Como funciona hoje o ESTA
O Electronic System for Travel Authorization é, na prática, um “visto expresso” que custa US$ 40, dispensa entrevistas e permite estadias de até 90 dias. O formulário atual pergunta apenas pelos nomes de usuário nas redes sociais, e a entrega dessa informação é opcional.
O que muda com a nova proposta
O DHS quer tornar obrigatórios os seguintes dados:
- Histórico completo das redes sociais (posts, curtidas e comentários) dos últimos 5 anos;
- Números de telefone utilizados no mesmo período;
- Endereços de e-mail da última década;
- Detalhes adicionais sobre familiares.
O objetivo declarado é reforçar a segurança nacional, principalmente antes de eventos de alto impacto, como a Copa do Mundo de 2026 e as Olimpíadas de Los Angeles em 2028.
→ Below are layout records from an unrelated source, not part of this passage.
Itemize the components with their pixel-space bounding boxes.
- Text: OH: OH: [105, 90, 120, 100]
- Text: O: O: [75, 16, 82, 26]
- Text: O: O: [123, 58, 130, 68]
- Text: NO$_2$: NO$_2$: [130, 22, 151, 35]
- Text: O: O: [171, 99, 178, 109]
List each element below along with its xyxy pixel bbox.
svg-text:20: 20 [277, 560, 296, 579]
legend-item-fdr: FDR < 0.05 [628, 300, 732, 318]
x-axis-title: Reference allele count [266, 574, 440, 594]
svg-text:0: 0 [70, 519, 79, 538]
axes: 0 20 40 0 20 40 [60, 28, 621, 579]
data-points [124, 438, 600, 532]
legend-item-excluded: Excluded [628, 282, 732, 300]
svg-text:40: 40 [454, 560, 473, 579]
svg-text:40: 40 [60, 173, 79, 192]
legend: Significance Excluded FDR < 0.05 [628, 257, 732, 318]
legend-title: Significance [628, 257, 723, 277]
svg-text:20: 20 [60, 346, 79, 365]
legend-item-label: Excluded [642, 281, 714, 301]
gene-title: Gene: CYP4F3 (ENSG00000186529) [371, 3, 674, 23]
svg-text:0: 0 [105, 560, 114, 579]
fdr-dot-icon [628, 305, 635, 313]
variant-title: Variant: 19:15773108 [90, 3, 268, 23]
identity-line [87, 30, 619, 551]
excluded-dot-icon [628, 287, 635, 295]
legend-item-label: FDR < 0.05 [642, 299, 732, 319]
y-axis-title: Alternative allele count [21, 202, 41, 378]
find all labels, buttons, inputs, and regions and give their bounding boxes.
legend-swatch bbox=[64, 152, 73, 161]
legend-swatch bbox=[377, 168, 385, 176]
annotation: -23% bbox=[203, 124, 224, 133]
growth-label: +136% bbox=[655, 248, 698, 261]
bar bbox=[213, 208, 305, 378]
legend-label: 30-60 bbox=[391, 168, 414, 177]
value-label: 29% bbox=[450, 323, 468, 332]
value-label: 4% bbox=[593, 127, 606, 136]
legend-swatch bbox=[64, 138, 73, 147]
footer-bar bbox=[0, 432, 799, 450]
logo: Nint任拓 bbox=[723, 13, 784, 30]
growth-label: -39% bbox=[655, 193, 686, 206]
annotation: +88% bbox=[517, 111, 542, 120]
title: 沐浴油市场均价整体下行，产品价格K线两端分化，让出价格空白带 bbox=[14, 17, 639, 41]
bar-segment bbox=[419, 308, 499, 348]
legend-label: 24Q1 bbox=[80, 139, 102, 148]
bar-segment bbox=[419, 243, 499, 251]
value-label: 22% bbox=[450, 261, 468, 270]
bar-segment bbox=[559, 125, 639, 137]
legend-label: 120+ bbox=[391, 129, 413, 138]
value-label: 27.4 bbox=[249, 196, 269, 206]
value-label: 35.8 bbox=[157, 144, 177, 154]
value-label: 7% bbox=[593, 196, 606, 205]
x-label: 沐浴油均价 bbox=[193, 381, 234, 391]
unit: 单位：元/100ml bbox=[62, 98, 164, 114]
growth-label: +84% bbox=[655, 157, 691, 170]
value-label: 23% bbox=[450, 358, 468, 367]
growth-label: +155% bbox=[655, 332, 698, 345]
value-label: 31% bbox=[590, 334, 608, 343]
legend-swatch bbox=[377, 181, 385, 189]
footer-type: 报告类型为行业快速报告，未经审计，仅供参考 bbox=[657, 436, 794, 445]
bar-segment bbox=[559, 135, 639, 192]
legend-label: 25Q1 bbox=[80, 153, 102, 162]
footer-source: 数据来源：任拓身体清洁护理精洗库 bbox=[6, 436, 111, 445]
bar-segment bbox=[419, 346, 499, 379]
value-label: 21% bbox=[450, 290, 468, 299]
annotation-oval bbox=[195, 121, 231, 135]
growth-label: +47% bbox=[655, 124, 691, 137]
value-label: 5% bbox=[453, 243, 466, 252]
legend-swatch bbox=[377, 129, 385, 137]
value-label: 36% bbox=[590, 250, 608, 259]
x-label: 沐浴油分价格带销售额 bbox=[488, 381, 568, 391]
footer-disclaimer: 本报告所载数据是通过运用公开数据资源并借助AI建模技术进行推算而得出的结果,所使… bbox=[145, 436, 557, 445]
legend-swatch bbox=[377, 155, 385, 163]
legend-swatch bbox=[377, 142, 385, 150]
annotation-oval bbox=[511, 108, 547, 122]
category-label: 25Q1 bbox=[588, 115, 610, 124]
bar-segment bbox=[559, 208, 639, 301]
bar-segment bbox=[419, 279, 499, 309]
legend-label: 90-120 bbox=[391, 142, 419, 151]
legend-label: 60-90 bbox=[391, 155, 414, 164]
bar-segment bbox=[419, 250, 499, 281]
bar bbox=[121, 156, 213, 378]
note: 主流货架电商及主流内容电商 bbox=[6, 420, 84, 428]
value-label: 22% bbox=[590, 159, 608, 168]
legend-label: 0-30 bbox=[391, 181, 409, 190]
Quem será afetado primeiro?
Entre os países do programa de isenção de visto estão Reino Unido, França, Alemanha, Japão e Austrália. Brasileiros ainda precisam de visto tradicional e, portanto, não entram na lista — mas qualquer flexibilização futura poderia herdar as novas exigências.
Por que isso importa para o viajante comum
Mais burocracia significa:
- Processos mais lentos: advogados de imigração preveem aumento significativo no prazo de aprovação do ESTA;
- Risco de visto negado por posts antigos: memes fora de contexto podem ser interpretados como “comportamento suspeito” por algoritmos de triagem;
- Impacto financeiro: o setor de turismo teme queda de visitantes — o número de turistas canadenses já encolheu por dez meses consecutivos.
E o debate sobre privacidade?
Organizações como a Electronic Frontier Foundation classificam a medida como “varredura massiva e desproporcional”. Há receio de que a prática crie um banco de dados sensível sem garantias claras de proteção.
Imagem: William R
Dá para se preparar?
Se viajar para os EUA faz parte dos seus planos de upgrade de hardware em 2026, faça uma “faxina digital”:
- Revise configurações de privacidade em cada rede social;
- Habilite a exclusão automática de posts antigos onde for possível;
- Ative autenticação de dois fatores — tokens físicos como a YubiKey (à venda na Amazon) facilitam a segurança sem depender de SMS;
- Mantenha um e-mail dedicado para cadastros temporários, evitando expor seu endereço principal.
Próximos passos da proposta
O texto já foi publicado no Registro Federal dos EUA e ficará aberto para comentários públicos por 60 dias. Depois desse prazo, o DHS pode aprovar, modificar ou descartar a regra.
Resumindo, se a proposta avançar, seu feed de fotos de setup gamer pode valer mais do que o carimbo no passaporte. Vale acompanhar — e, quem sabe, arquivar aquela piada de 2019 sobre “invadir a Área 51”.